Strange topological materials are popping up everywhere physicists look

‘Fragile topology’ is the latest addition to a group of quantum phenomena that give materials exotic — and exciting — properties.

The mathematics hidden in materials keeps getting more exotic. Topological states of matter — which derive exotic properties from their electrons’ ‘knotty’ quantum states — have shot from rare curiosity to one of the hottest fields in physics. Now, theorists are finding that topology is ubiquitous — and recognizing it as one of the most significant ways in which solid matter can behave.

In the past few years, physicists have identified a ‘fragile’ version of topology that might occur in almost all crystalline solids, according to a preprint posted in May1. Another study, published2 last month in Nature, describes hints of a fragile state in the electrons of a carbon-based device — which, if confirmed, would be the first experimental evidence for fragile topology.


It is too early to say whether these discoveries will have a major impact on practical materials.

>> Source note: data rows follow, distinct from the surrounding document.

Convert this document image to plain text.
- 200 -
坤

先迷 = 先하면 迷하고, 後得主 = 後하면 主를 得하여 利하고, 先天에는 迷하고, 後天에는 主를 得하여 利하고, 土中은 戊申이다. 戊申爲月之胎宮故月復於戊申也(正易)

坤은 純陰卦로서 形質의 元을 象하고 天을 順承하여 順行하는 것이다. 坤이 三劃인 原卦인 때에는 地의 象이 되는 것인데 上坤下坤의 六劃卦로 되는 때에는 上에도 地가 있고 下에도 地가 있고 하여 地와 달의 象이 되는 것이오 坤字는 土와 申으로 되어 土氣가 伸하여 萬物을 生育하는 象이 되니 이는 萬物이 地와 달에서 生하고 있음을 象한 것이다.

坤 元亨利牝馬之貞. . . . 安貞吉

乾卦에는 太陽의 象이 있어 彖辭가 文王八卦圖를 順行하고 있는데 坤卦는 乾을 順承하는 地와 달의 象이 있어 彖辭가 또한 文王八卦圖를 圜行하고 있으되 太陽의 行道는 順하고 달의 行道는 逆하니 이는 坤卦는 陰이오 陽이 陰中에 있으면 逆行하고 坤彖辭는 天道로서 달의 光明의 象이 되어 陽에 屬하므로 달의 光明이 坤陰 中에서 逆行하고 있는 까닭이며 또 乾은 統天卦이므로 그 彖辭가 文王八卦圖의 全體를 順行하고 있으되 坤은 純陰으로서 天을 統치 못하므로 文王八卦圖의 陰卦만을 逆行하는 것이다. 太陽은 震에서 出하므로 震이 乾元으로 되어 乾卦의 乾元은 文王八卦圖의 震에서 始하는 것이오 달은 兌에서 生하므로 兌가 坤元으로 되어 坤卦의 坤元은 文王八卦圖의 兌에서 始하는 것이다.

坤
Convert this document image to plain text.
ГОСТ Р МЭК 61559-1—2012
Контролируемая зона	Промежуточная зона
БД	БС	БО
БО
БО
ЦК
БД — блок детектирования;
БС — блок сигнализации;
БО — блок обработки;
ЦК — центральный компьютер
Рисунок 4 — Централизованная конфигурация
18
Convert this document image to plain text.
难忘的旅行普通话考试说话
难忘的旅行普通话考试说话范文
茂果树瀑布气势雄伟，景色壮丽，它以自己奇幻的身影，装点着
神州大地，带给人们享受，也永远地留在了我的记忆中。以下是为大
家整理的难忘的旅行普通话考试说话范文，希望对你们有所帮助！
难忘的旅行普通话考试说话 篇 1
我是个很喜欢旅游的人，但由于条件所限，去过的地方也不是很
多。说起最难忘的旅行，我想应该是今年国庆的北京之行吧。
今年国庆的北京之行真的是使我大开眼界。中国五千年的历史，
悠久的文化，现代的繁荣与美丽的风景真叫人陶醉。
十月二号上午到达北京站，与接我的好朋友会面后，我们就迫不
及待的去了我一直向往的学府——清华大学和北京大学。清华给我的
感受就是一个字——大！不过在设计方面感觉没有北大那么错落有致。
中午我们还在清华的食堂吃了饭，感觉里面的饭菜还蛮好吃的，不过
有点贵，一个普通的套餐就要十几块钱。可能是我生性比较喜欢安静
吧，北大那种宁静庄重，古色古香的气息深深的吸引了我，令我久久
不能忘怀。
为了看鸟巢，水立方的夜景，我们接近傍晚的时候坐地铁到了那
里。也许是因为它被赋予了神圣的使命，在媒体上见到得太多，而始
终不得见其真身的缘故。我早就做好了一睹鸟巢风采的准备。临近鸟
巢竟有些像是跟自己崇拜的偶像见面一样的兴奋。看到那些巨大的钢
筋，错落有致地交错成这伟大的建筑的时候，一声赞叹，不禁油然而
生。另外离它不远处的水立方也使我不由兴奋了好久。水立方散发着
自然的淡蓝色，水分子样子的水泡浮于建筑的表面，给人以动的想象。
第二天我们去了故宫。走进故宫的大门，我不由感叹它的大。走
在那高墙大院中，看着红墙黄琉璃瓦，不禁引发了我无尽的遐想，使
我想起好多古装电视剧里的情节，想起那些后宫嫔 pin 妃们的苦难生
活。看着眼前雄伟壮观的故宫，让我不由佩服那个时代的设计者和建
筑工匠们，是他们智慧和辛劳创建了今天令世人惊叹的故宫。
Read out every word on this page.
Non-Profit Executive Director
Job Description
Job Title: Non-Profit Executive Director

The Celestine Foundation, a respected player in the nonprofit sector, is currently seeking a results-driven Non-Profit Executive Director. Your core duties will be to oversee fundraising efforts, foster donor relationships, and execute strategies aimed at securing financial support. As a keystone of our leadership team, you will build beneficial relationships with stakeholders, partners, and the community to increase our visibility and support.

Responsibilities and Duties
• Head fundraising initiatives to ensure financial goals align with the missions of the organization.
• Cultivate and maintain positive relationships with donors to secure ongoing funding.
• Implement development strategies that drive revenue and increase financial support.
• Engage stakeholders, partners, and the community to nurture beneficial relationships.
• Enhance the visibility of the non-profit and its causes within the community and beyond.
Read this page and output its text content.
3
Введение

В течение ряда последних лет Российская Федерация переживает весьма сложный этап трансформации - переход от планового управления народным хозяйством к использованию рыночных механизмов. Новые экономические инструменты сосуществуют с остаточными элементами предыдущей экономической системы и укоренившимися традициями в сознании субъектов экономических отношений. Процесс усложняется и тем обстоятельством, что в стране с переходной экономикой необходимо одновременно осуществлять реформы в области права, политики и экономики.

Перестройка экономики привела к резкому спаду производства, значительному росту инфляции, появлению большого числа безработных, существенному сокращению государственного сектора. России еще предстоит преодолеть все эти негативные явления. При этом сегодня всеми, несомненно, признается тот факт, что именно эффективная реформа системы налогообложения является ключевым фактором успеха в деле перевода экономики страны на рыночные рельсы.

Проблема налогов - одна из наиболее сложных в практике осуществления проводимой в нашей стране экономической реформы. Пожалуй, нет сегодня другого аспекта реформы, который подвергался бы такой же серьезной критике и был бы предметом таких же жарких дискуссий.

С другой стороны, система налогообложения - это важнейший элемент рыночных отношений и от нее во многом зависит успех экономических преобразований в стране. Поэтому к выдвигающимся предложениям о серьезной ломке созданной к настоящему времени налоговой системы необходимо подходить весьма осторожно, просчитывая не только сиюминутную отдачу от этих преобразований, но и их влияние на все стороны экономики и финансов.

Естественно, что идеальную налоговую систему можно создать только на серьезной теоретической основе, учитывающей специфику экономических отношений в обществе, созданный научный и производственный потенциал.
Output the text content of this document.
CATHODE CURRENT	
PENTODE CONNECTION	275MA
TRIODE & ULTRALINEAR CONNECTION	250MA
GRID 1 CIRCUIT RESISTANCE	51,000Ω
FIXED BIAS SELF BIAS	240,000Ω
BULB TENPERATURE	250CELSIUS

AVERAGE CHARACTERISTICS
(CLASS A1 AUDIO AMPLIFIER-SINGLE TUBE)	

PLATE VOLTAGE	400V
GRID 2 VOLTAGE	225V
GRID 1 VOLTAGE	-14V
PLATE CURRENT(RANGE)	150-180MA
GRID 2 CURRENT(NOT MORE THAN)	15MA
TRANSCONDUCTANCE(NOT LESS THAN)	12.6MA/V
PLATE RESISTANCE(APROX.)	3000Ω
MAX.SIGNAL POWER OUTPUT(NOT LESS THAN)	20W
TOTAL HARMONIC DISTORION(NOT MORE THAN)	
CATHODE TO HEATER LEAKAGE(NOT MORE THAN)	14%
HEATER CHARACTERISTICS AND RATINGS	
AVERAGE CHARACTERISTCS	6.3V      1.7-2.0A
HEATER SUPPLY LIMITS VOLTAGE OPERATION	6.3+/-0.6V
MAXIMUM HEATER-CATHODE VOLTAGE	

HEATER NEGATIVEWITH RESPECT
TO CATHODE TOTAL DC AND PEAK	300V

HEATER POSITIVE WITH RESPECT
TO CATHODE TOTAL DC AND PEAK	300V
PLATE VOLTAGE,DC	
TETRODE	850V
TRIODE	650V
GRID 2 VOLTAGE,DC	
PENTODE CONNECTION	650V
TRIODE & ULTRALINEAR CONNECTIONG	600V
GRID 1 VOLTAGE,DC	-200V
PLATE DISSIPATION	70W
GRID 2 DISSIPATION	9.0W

But researchers have found that they might help to explain certain kinds of superconductivity, and say that the phenomenon is also likely to be important in photonics, technologies that carry information in light pulses rather than electrons. Fragile topology could also have implications for researchers who use supercomputers to simulate the behaviour of materials.


The latest studies show that fragile topology “is not just a radical, academic rabbit hole that people are going down”, says Ashvin Vishwanath, a theoretical physicist specializing in condensed matter at Harvard University in Cambridge, Massachusetts. “I am having a hard time keeping up with the field, even though it’s just a year old.”